Thursday, September 4, 2008

I think we are getting there

Well it seems that live is moving on!

Crome is out (at lest in Bata) and so is IE8.
Both seem to be nice browsers. But they have the Bata feel...

We are in a new home. A house! lots of room way more than we have had and it has a back yard! YAY. Zoe and Rashie (and the cats) are loving it. It makes me happy to see my little girl and dog running and playing in the back yard. They have a blast!

I am kind of looking for a new job. need more $$. I hate this. I hate having a job I like and in a good place. but I need something that pays more!

~L is looking for a job to. needs to be something after my work (no one would be happy with that. but might need to be done. and if it was no more than 3 or 4 days a week Zoe and I would be ok. I think..) but she would like something that is in the day but pays enough for Zoes care and we have $$ left over. hard to find.
No one whats to pay anything.

Well. that is about it. I think things will be better next month! get a pay check or 2 were half of it is not going into something else. like truck rental or deposits or the like.
~thewildword.

Friday, July 11, 2008

Agan been Awhile Sorry

What can I say. have had lots to do.
thans have been going well.
Job good. Doing some cool work. the Zozety site is getting there. I am redoing it for the 3rd time. was driving me up the wall.
this weekend I am in CA for my brothers wedding. Zoe is having a good time and I am to.. kind of. I dont like san diago. I just dont. I like LA.

but the trip is nice.

Next week we need to find a house to live in. it is cosing me more stress that I can ever tell you.

I feel really bad most of the time. like I am doing somthing wrong because I can get Zoe a yard. I am always on the verge of tear. I think I will stop now because if not I will have them. anyway. need to work. get zoe a yard.
~d

Thursday, May 1, 2008

Monday, March 3, 2008

Ugggg. Hate being sick

Have been so sick. Not happy about it. for the most part it has not been the type of sickness that drives me to bead, but it dose suck all my energy. Witch really sucks. I did get a new computer witch is nice, but have been to sick to really to anything with it. We also got the car fixed. we were going to get a new one. but have disided to wait till the end of the summer.

For the most part things are going well. but I need to feel well again. I really do. and I need to get some stuff done so I can make soem $$ with the new computer. just need a little more $$ per month. and I need to need to sleep all the time.

On other news. ~Z is turning 3. we had her birthday party on saterday. she had a blast. she is such a good girl.

the things she gets this year are.
to learn to fish.
swiming leasons.
to learn to sky.
to go to school.
She is looking forward to them all.

I am looking forward to her getting to do them all.
:)
~thewildword, ~d

Tuesday, January 1, 2008

It is 2008. Another year gone.

It is 2008. Another year gone.
A new year here.

I look back over the last year and I guess it was good.

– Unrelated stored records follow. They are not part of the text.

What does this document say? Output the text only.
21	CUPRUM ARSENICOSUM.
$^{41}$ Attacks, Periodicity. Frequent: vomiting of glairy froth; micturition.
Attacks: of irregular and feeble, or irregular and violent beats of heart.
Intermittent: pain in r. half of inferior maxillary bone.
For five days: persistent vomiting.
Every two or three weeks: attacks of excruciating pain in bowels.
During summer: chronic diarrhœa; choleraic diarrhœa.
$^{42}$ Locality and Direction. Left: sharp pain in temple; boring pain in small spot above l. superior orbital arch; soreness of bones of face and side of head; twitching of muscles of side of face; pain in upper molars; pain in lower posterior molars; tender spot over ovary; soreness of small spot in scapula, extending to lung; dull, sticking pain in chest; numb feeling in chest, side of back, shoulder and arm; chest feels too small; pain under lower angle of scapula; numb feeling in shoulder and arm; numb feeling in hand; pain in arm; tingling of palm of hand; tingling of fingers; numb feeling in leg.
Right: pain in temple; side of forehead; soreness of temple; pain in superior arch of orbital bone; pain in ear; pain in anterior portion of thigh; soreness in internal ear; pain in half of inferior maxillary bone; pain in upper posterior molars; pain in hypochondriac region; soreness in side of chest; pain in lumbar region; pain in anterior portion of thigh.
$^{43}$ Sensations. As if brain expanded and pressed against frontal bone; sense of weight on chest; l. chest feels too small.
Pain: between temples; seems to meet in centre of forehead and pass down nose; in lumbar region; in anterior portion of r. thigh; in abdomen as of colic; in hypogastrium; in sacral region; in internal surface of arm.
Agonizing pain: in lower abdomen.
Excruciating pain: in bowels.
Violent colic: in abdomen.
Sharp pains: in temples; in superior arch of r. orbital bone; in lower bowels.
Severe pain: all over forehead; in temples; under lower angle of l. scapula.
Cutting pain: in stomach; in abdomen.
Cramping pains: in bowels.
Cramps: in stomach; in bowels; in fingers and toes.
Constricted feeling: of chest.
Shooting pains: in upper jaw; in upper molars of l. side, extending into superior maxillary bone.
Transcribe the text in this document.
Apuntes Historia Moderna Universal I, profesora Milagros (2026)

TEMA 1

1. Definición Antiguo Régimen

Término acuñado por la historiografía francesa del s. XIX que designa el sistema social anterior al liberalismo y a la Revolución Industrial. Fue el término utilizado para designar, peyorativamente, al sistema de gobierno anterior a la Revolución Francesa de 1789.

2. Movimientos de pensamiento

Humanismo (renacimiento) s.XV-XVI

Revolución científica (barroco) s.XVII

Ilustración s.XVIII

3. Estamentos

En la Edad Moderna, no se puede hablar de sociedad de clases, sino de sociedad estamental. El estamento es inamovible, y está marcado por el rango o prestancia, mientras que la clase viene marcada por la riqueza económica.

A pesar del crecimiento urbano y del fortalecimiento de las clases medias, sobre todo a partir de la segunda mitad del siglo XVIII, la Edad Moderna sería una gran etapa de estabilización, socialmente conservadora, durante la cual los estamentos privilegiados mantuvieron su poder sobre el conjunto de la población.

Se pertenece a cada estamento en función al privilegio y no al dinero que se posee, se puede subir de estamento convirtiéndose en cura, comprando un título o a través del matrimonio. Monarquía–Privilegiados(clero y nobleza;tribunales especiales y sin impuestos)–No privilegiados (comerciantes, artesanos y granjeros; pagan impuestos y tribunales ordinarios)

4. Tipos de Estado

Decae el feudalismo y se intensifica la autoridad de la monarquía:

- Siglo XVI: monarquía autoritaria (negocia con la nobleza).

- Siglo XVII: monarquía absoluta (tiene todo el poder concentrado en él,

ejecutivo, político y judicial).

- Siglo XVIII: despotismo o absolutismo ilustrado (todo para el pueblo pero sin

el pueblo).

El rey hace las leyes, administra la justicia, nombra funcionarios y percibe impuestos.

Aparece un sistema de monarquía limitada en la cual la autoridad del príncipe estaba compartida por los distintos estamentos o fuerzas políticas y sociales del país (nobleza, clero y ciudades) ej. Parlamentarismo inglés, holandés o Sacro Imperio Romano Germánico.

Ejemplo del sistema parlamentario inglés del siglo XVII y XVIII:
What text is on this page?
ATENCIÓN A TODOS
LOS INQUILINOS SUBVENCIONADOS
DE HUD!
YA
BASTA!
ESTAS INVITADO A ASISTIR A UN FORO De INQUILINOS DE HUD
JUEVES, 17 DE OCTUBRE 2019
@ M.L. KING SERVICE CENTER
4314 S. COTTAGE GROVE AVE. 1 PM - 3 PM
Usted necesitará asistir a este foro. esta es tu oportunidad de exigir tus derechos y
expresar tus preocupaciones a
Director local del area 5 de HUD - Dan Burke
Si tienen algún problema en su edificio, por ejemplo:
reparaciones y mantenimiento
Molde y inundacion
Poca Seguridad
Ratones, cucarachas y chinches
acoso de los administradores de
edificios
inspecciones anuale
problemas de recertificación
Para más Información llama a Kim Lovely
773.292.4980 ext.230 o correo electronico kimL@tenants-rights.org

Kept Zoe alive for another year.

She is doing so well. she is so smart and just a love.

Had a couple nice trips. CA, AZ and moved back to Boulder. I am vary happy about being back to Boulder.

I have had 3 jobs over the last year. Making more than 10k than I did last year.

Playing game again and have my 360 and a new TV.

So I guess it has been a good year.

Still, maybe it is just because it is new years. I am feeling down.
and you know what it is about.

I am making more then 10k than last year at this time and I am paying less in rent. you would think we would be saving $$. but that dose not seem to be the case. We need a new car and I am sure I can get a lone but what is that. more $$ a moth we will spend. I thought I was going to be saving $$ with the new phone. but I scored up and cost us $30 more last month. I am kicking myself for that. Hate myself for it. been eating at me.

We are getting a different computer. but I fear I will not be able to work on it because it is kind of old. I just don't get it. How do I get to the point where if I need to get something I don't have to worry about how I do it! I am worried that Zoe is going to get into the school that we really want her in and that I wont be able to afford it. I am worried that I am never going to get Zoe a yard!

I don't know what I am going to do.

I guess it will be ok.

I do have Laura and Zoe. They make me so happy. and Maybe if I get to working Out I will worry less. It would also help if work and any direction.